В осажденном Алидзоре давно иссякли те жалкие запасы продуктов, которые удалось спасти от пожара. Уже сожрали всех лошадей полка сипаев, всех уцелевших в городе собак и кошек. Извели всех ворон. Те, кто половчее, охотились за мышами, пожирали их живыми. Дошла очередь до седел. Поели и их, а вместе с ними все лошадиные шкуры, все ремни.
Так жили целых три месяца. Наконец было съедено все. Голод немилосердно косил людей. Покойников ежедневно сотнями бросали в пропасть. Коч Али и Крх Чешмиша охватил смертельный страх. Уже больше половины воинов умерли от голода, оставшиеся в живых бродили словно призраки среди развалин и чего-то искали: старые лапти, куски кожи… Между тем Абдулла паша не слал помощи, ведь до конца зимы еще было ой как далеко…
Последний гонец, направленный в Тавриз, привез весть, что сераскяр вышел со своим войском в сторону Багдада, а им, как и прежде, приказал сидеть в Алидзоре до весны, пока не откроются дороги, и тогда, мол, он сам, успешно завершив дела в Багдаде, придет им на помощь.
Паши рвали и метали. В не меньшей тревоге пребывали мелик Муси и сотник Мигран. Они хорошо представляли себе опасность, что надвигалась на них, и всячески старались поднять дух пашей, поддержать в них мужество.
В тот день, когда аскяры чуть не поубивали друг друга из-за голубя, паши прикончили своего последнего коня. Сварив конину, они собственноручно разрезали ее на мелкие куски и раздали аскярам.
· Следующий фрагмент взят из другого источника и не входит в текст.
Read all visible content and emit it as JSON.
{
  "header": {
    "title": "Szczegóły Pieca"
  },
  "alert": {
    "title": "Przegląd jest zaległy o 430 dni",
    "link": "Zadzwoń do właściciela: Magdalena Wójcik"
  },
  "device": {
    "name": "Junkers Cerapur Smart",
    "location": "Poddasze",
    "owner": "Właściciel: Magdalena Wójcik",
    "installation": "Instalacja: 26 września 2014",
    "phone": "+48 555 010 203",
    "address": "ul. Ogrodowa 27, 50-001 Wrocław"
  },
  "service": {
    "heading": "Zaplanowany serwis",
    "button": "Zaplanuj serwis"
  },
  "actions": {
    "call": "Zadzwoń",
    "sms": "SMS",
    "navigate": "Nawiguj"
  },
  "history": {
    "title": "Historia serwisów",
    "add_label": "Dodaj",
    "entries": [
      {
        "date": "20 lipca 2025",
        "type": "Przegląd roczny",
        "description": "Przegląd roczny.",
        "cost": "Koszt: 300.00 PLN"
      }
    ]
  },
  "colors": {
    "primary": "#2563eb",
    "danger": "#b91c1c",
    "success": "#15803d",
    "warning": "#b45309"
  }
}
Ничего съестного больше не оставалось. Главный мулла армии так отощал, что стал походить на призрак. Он едва передвигался. Голова кружилась. Уже и не молился, ждал тяжкой смерти.
— Это наказание аллаха! — качая головой, шептал мулла. — Аллах не судим, и воля его справедлива… Он бог, и нет другого бога, кроме него…
Муллу никто не слушал.
Как-то вечером пашей посетил вновь назначенный капучи-баши. Поклонился, достал из-за пазухи сверток и протянул им.
— Жареная пшеница, — сказал он со вздохом, — нашел среди развалин. Берите, господа паши, каждому достанется по горсточке.